7.2 Either party may terminate the Software Service Agreement by giving the relevant notice. For the purposes of this section, the relevant notice period to be provided by the customer shall be six weeks to the end of a calendar quarter; and the relevant notice period to be provided by Inventcom shall be three months to the end of a calendar quarter. If the Software Service Agreement specifies a minimum duration of the contract (“Minimum Term”), the termination may not take place prior to the expiry of such a period.
7.3 Each party’s right to terminate the Software Service Agreement for cause without notice for a compelling reason remains unaffected. In particular, Inventcom shall be entitled to terminate the agreement for cause without notice for a compelling reason if the customer is in sustained breach of its obligation to cooperate in accordance with section 3 of these terms and conditions and to require Inventcom’s continued adherence to the contract would be unreasonable.
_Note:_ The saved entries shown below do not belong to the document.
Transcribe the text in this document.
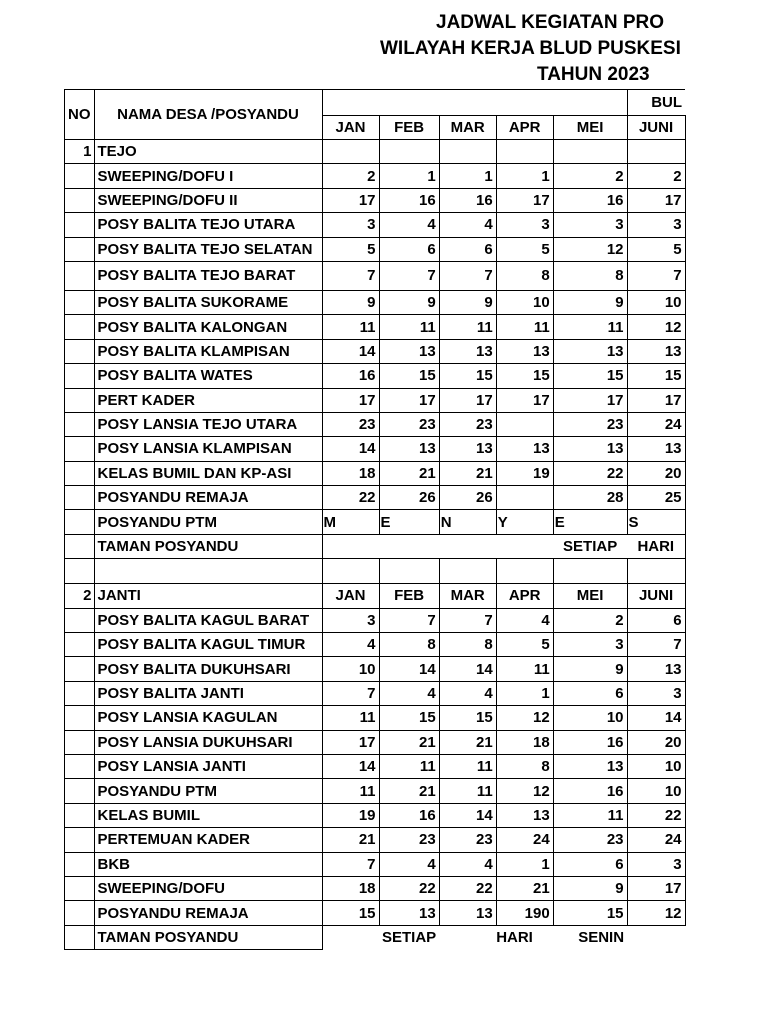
JADWAL KEGIATAN PRO
WILAYAH KERJA BLUD PUSKESI
TAHUN 2023
NO	NAMA DESA /POSYANDU						BUL
		JAN	FEB	MAR	APR	MEI	JUNI
1	TEJO						
	SWEEPING/DOFU I	2	1	1	1	2	2
	SWEEPING/DOFU II	17	16	16	17	16	17
	POSY BALITA TEJO UTARA	3	4	4	3	3	3
	POSY BALITA TEJO SELATAN	5	6	6	5	12	5
	POSY BALITA TEJO BARAT	7	7	7	8	8	7
	POSY BALITA SUKORAME	9	9	9	10	9	10
	POSY BALITA KALONGAN	11	11	11	11	11	12
	POSY BALITA KLAMPISAN	14	13	13	13	13	13
	POSY BALITA WATES	16	15	15	15	15	15
	PERT KADER	17	17	17	17	17	17
	POSY LANSIA TEJO UTARA	23	23	23		23	24
	POSY LANSIA KLAMPISAN	14	13	13	13	13	13
	KELAS BUMIL DAN KP-ASI	18	21	21	19	22	20
	POSYANDU REMAJA	22	26	26		28	25
	POSYANDU PTM	M	E	N	Y	E	S
	TAMAN POSYANDU					SETIAP	HARI

2	JANTI	JAN	FEB	MAR	APR	MEI	JUNI
	POSY BALITA KAGUL BARAT	3	7	7	4	2	6
	POSY BALITA KAGUL TIMUR	4	8	8	5	3	7
	POSY BALITA DUKUHSARI	10	14	14	11	9	13
	POSY BALITA JANTI	7	4	4	1	6	3
	POSY LANSIA KAGULAN	11	15	15	12	10	14
	POSY LANSIA DUKUHSARI	17	21	21	18	16	20
	POSY LANSIA JANTI	14	11	11	8	13	10
	POSYANDU PTM	11	21	11	12	16	10
	KELAS BUMIL	19	16	14	13	11	22
	PERTEMUAN KADER	21	23	23	24	23	24
	BKB	7	4	4	1	6	3
	SWEEPING/DOFU	18	22	22	21	9	17
	POSYANDU REMAJA	15	13	13	190	15	12
	TAMAN POSYANDU		SETIAP		HARI	SENIN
The same entitlement shall arise in the event that the customer fails to pay the service fee in accordance with section 4 of these terms and conditions and remains in default of payment.
7.4 In the event that several software products form the subject matter of the Software Service Agreement, either party may terminate the Software Service Agreement to the extent that it relates to an individual software product (partial termination).
7.5 Any notice of termination must be in written form.
8.1 If the customer is dealing as a business, the legal venue for all disputes arising out of or in connection with these terms and conditions is Munich, Germany.
8.2 If the customer is dealing as a business, the place of performance for all duties and obligations arising from contracts between Inventcom and the customer shall be the registered office of Inventcom.
8.3 German law shall exclusively govern agreements between Inventcom and the customer; the UN Convention on Contracts for the International Sale of Goods (CISG) shall not apply.
8.4 If any provision of these terms and conditions for support services is, or later becomes, invalid, the validity of the remaining provisions shall remain unaffected.